# Newly adopted V - How to control jumping?



## Hisnameisarchie (Jul 7, 2019)

Hi everyone!
Just this week my partner and I adopted a 15 month old Viszla called Archie. We are so excited, he is our first V.

I want to immediately address his jumpiness though and understand the best way to train him to eliminate or simply reduce the behaviour. He is still essentially a pup and so excitable about everything and everyone. He will jump up excitedly to meet people. My partner and I don't mind this too much but it's not appropriate behaviour with frail members of our extended family or even with strangers on the street.
I understand that it's likely due to his age but I'm hoping it's something I can train him out of - does anyone have any tips? 

Thanks so much! J


----------



## texasred (Jan 29, 2012)

Teaching them to not jump on you, is easier than teaching them to not jump on new people. It takes a lot of practice, for them to overcome the excitement of someone new.
I would take group classes. Then practice out in public 3-4 days a week. It's just.repeaded correct exposure, that gets them past the OMG its someone new, and I can't control myself.


----------



## MCD (May 4, 2013)

I put the leash on Dharma and stood with her at the door when anybody came in. The command "OFF" was used. I let the person greet Dharma and pet her under the chin. I held on to Her until the excitement dissipated. Yes it is just training consistently, and repeatedly and in many different settings. Dharma like most Vizslas will bring you her toy and show it to you when you come in. She will also talk to you and wag her tail. It's all good as long as she doesn't jump on anyone.


----------



## Hisnameisarchie (Jul 7, 2019)

Thanks very much both of you for the advice!


----------



## ohio vizsla (Apr 26, 2014)

Point at the dog sternly, say a firm no, followed with a squirt from a squirt bottle of water in the face & repeat until he stops.


----------



## gingerling (Jun 20, 2015)

This is a great question, perhaps my Number One pet peeve are jumping dogs generally but especially larger ones, like V's. 

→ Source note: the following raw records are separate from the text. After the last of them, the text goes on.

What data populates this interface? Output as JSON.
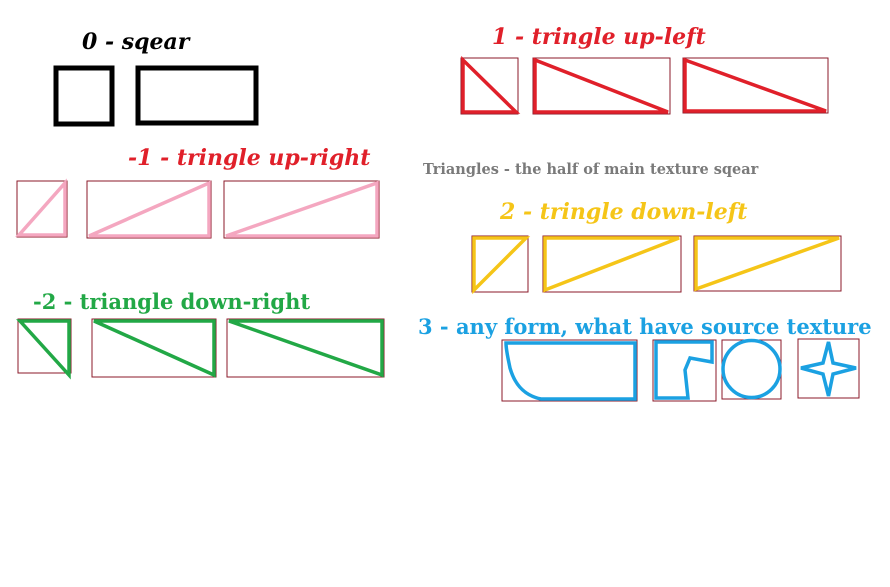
{
  "labels": {
    "square": "0 - sqear",
    "up_left": "1 - tringle up-left",
    "up_right": "-1 - tringle up-right",
    "note": "Triangles - the half of main texture sqear",
    "down_left": "2 - tringle down-left",
    "down_right": "-2 - triangle down-right",
    "any_form": "3 - any form, what have source texture"
  },
  "colors": {
    "square": "#000000",
    "up_left": "#e0202a",
    "up_right": "#f4a7c0",
    "down_left": "#f5c518",
    "down_right": "#22a846",
    "any_form": "#1ba1e2",
    "frame": "#8b1a2a",
    "note": "#7a7a7a"
  }
}
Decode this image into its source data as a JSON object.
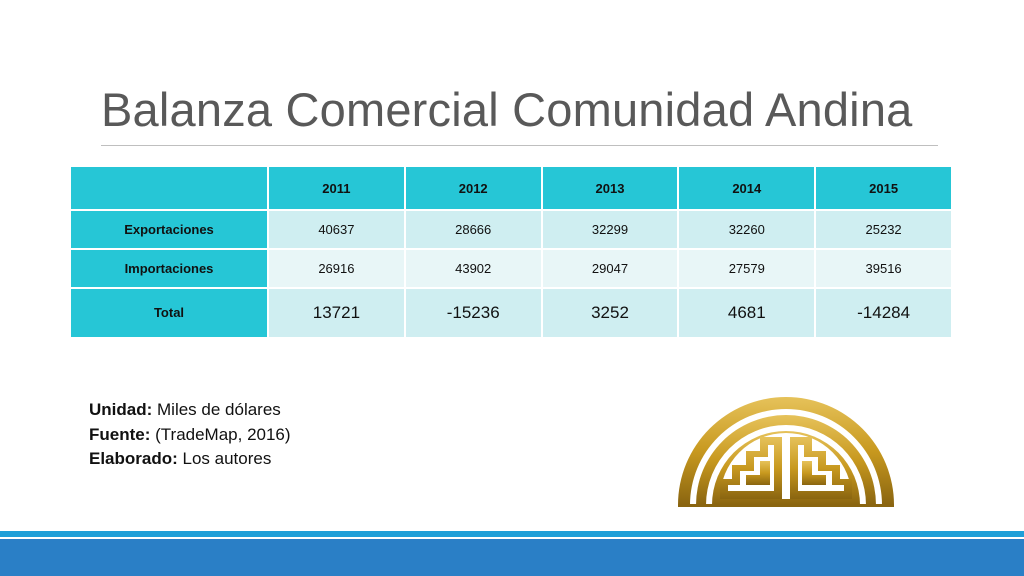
{
  "slide": {
    "title": "Balanza Comercial Comunidad Andina"
  },
  "table": {
    "header": [
      "",
      "2011",
      "2012",
      "2013",
      "2014",
      "2015"
    ],
    "rows": [
      {
        "label": "Exportaciones",
        "values": [
          "40637",
          "28666",
          "32299",
          "32260",
          "25232"
        ]
      },
      {
        "label": "Importaciones",
        "values": [
          "26916",
          "43902",
          "29047",
          "27579",
          "39516"
        ]
      },
      {
        "label": "Total",
        "values": [
          "13721",
          "-15236",
          "3252",
          "4681",
          "-14284"
        ]
      }
    ]
  },
  "notes": {
    "unit_label": "Unidad:",
    "unit_value": " Miles de dólares",
    "source_label": "Fuente:",
    "source_value": " (TradeMap, 2016)",
    "made_label": "Elaborado:",
    "made_value": " Los autores"
  },
  "colors": {
    "header_fill": "#26c6d6",
    "row_fill_dark": "#cfeef1",
    "row_fill_light": "#e8f6f7",
    "logo_gold": "#c8991f",
    "footer_blue": "#2a7fc6"
  },
  "icons": {
    "logo": "comunidad-andina-logo"
  }
}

It's just best to avoid problems than fix them, so generally from puppyhood bend down to greet your pup and praise for not jumping (and alternately, a stern 
"No jump", no squirt bottle necessary) usually works. Likewise, turning quickly when they attempt to jump works well, too. In your case, at 15 months, he's unfortunately learned a bad behavior and it's now remedial. So, snap a leash on him to keep him down, praise consistently with "Good down", and he should get it after a while.


----------



## NatalieZ (Aug 30, 2019)

Training classes are definitely helpful! Juno is five months old now and doesn't really jump up anymore. We were lucky enough to train her not to do that from 11 weeks!


----------